Voilà en quelques mots comment Albert Demangeon décrivait dans son ouvrage intitulé La Picardie et les régions voisines Artois-Beauvaisis-Cambrésis, publié en 1905, le semis des villes picardes. Plus d'un siècle plus tard, la Picardie reste une région présentant une densité de population moyenne à l'échelle française (100 hab./km² en 2009 contre 117 hab./km²), trois fois moins élevée que le Nord-Pas-de-Calais (329 hab./km²), neuf fois moins que l'Ile-de-France (972 hab./km²), mais presque deux fois plus forte qu'en Champagne-Ardenne (52 hab./km²). Cette moyenne régionale masque des différences significatives à l'échelle départementale - la densité de l'Oise (137 hab./km²) est près de deux fois supérieure à celle de l'Aisne (73 hab./km²) - et à l'échelle infra-départementale, en particulier dans l'Oise où les densités varient entre 204 hab./km² dans le sud-est de l'Oise et un peu plus de 100 hab./km² à l'ouest et au nord du département.

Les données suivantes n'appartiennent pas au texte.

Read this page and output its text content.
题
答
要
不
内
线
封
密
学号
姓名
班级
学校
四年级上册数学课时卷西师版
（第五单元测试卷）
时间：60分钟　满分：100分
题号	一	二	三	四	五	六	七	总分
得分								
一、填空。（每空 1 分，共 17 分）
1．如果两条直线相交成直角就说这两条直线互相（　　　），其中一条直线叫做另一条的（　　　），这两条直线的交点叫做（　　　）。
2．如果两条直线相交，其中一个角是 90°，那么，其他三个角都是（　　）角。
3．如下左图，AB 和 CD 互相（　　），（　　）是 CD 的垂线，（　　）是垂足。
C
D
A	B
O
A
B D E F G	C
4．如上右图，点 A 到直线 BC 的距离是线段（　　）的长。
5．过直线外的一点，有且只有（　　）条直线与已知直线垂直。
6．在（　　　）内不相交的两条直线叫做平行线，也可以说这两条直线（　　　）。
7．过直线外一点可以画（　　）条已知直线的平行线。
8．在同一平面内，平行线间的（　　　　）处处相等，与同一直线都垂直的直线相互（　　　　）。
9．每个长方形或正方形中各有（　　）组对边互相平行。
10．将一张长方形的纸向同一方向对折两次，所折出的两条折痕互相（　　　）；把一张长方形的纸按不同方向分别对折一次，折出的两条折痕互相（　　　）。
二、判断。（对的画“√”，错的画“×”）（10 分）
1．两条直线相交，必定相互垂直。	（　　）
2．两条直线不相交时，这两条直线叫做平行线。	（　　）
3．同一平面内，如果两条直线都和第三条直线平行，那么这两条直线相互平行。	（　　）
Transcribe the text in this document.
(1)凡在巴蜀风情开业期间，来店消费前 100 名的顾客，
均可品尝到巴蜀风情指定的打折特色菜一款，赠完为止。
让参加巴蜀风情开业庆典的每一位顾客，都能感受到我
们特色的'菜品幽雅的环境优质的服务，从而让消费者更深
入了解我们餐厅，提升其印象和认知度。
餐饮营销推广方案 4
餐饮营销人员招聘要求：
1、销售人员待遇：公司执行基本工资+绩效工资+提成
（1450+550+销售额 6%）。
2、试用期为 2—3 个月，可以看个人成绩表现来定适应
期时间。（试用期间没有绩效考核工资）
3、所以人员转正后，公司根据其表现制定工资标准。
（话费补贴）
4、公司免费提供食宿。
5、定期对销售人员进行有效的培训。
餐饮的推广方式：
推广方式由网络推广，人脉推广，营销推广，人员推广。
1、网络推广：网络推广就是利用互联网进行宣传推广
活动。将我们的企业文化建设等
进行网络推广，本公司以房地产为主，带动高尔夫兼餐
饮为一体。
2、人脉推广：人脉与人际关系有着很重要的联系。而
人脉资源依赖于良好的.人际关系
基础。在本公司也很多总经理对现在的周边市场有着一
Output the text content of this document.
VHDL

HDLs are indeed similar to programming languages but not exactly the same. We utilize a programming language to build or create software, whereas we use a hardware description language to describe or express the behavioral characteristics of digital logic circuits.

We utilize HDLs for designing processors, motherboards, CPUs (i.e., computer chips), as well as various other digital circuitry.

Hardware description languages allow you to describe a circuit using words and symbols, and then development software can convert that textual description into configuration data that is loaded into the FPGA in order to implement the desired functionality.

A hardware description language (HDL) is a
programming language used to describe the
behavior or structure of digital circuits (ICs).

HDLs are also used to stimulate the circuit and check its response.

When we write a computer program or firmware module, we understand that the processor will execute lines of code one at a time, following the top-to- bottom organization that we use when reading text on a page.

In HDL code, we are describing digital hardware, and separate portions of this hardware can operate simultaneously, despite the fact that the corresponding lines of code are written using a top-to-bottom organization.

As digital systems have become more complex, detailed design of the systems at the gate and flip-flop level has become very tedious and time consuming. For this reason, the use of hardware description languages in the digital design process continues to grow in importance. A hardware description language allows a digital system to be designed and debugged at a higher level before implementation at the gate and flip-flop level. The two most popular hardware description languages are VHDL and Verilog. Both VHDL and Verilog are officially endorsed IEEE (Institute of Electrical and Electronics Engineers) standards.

[1] Albert Demangeon, 1905, La Picardie et les régions voisines Artois-Beauvaisis-Cambrésis, Paris, Armand Colin, p. 399.
Le semis des villes reste toujours caractérisé aujourd'hui par la présence de nombreuses villes petites et moyennes. Seules deux unités urbaines comptent, en 2009, plus de 100 000 habitants : l'agglomération d'Amiens (163 072 habitants, 11 communes) et la conurbation de Creil-Nogent-sur-Oise-Montataire (116 662 habitants, 22 communes). Neuf villes moyennes comptent plus de 20 000 habitants (Beauvais, Compiègne, Chantilly et Soissons dans l'Oise ; Laon, Château-Thierry, Saint-Quentin et Tergnier dans l'Aisne ; Abbeville dans la Somme) tandis qu'une dizaine de petites villes constituent la base du réseau urbain picard. La Picardie reste ainsi une région globalement marquée par la ruralité, si on la compare aux deux grandes régions urbaines qui la bordent au nord et au sud, mais cette ruralité s'est considérablement transformée depuis le dernier quart du XXe siècle, en particulier du fait du processus de périurbanisation qui s'est développé en profondeur sur le territoire picard : seules 9% des communes picardes sont ainsi situées hors de l'influence des pôles urbains. Le processus de périurbanisation a ainsi aujourd'hui donné naissance à des territoires où rural et urbain sont inextricablement enchevêtrés , pour former de véritables « campagnes urbaines ».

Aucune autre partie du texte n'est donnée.